Chrysler initially projected 80 MPGe (miles-per-gallon equivalent) while driving solely on battery power. Official EPA figures now put that electric driving figure at a higher 84 MPGe, with a combined 32 mpg when running in hybrid mode. EPA testing has also confirmed a battery electric range of 33 miles and total driving range of 570 miles, a nice bump up from the 30 electric miles and 530 mile overall driving range the automaker originally projected. Plus, EPA has assigned the all-new minivan a rating of 10 in its Green Vehicle Guide, marking the first time a minivan has achieved the guide’s highest possible rating.

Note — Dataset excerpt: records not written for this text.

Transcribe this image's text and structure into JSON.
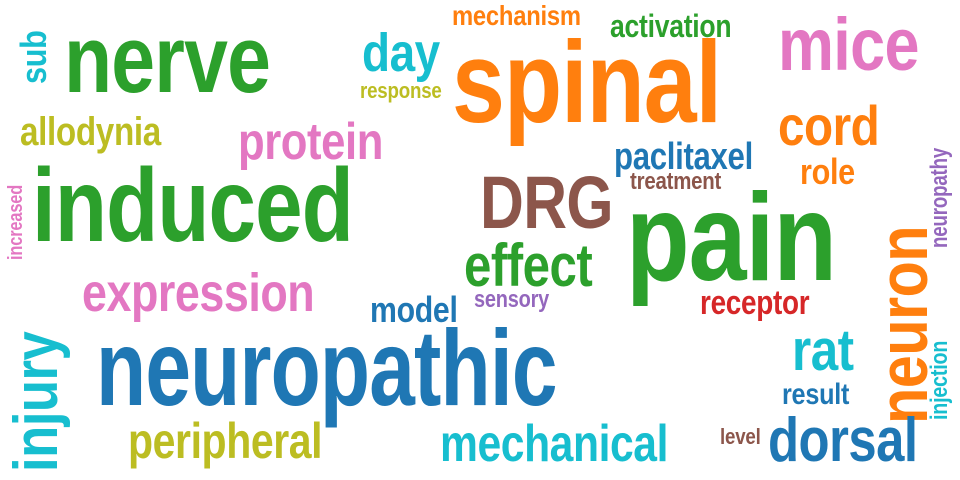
{
  "colors": {
    "green": "#2ca02c",
    "blue": "#1f77b4",
    "orange": "#ff7f0e",
    "pink": "#e377c2",
    "cyan": "#17becf",
    "olive": "#bcbd22",
    "brown": "#8c564b",
    "red": "#d62728",
    "purple": "#9467bd"
  },
  "words": [
    {
      "text": "nerve",
      "color": "#2ca02c"
    },
    {
      "text": "spinal",
      "color": "#ff7f0e"
    },
    {
      "text": "mice",
      "color": "#e377c2"
    },
    {
      "text": "induced",
      "color": "#2ca02c"
    },
    {
      "text": "pain",
      "color": "#2ca02c"
    },
    {
      "text": "neuropathic",
      "color": "#1f77b4"
    },
    {
      "text": "DRG",
      "color": "#8c564b"
    },
    {
      "text": "neuron",
      "color": "#ff7f0e"
    },
    {
      "text": "injury",
      "color": "#17becf"
    },
    {
      "text": "expression",
      "color": "#e377c2"
    },
    {
      "text": "effect",
      "color": "#2ca02c"
    },
    {
      "text": "protein",
      "color": "#e377c2"
    },
    {
      "text": "cord",
      "color": "#ff7f0e"
    },
    {
      "text": "day",
      "color": "#17becf"
    },
    {
      "text": "dorsal",
      "color": "#1f77b4"
    },
    {
      "text": "mechanical",
      "color": "#17becf"
    },
    {
      "text": "peripheral",
      "color": "#bcbd22"
    },
    {
      "text": "rat",
      "color": "#17becf"
    },
    {
      "text": "paclitaxel",
      "color": "#1f77b4"
    },
    {
      "text": "allodynia",
      "color": "#bcbd22"
    },
    {
      "text": "activation",
      "color": "#2ca02c"
    },
    {
      "text": "mechanism",
      "color": "#ff7f0e"
    },
    {
      "text": "receptor",
      "color": "#d62728"
    },
    {
      "text": "model",
      "color": "#1f77b4"
    },
    {
      "text": "role",
      "color": "#ff7f0e"
    },
    {
      "text": "result",
      "color": "#1f77b4"
    },
    {
      "text": "treatment",
      "color": "#8c564b"
    },
    {
      "text": "sub",
      "color": "#17becf"
    },
    {
      "text": "response",
      "color": "#bcbd22"
    },
    {
      "text": "sensory",
      "color": "#9467bd"
    },
    {
      "text": "level",
      "color": "#8c564b"
    },
    {
      "text": "injection",
      "color": "#17becf"
    },
    {
      "text": "neuropathy",
      "color": "#9467bd"
    },
    {
      "text": "increased",
      "color": "#e377c2"
    }
  ]
}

Pacifica Hybrid accomplishes all this even with an extra 650 pounds of weight over the gas variant – 4,943 pounds for the Hybrid compared to 4,330 pounds for the gas model. Chalk that differential up to the Hybrid’s battery weight and unique plug-in hybrid componentry. For comparison, the gas Pacifica delivers 18 city and 28 highway mpg, with a combined 22 mpg. A drag coefficient of .30 contributes to the mileage figures of both versions. EPA estimates the annual fuel cost of gas and electricity combined to be $850.
Pacifica operates in electric mode whenever possible. During our test drive we noticed no change when the electric charge was used up and Pacifica switched to hybrid mode. The Hybrid has an Atkinson cycle 3.6 liter Pentastar V-6 producing an estimated 260 horsepower that’s coupled to a dual-motor, electrically variable transmission (ETV). A one-way clutch enables the motor typically used as a generator to also deliver torque to the wheels, depending on driving conditions. The minivan’s battery can be recharged with a supplied 120 volt charger in 14 hours or in just 2 hours using a home or public 240 volt charger.
The conventional Pacifica is rated to tow 3,600 pounds but towing is not recommend for the Hybrid variant. The Hybrid also has a smaller gas tank at 16.5 gallons compared to the standard 19 gallon tank, although the Hybrid has greater overall driving range. Braking uses standard 13” vented rotors front and rear and ABS. An added benefit with the Hybrid is its regenerative braking that converts kinetic energy to electricity while braking and coast-down, thus adding to driving range by charging the battery.
Manufactures realize that sales are now driven by tech as much as anything on new models. Chrysler engineers and designers have delivered in this regard by offering over 100 standard or available safety and security features. Some highlights are the Pacifica’s 360-degree Surround View camera that includes a bird’s eye view of vehicle surroundings. The model’s Uconnect Theater system offers 7- or 8.4- inch screens while sound systems range from six to 13 speaker Alpine systems or 20 speaker Harman Kardon audio. Six USB ports are standard.
The Chrysler Pacifica Hybrid comes in two models – Premium at $41,995 or Platinum at $44,995. It qualifies for a $7,500 federal tax credit and may qualify for additional state and local incentives that bring its price down considerably, to as low as $34,495 with the federal credit and even lower with other potential incentives.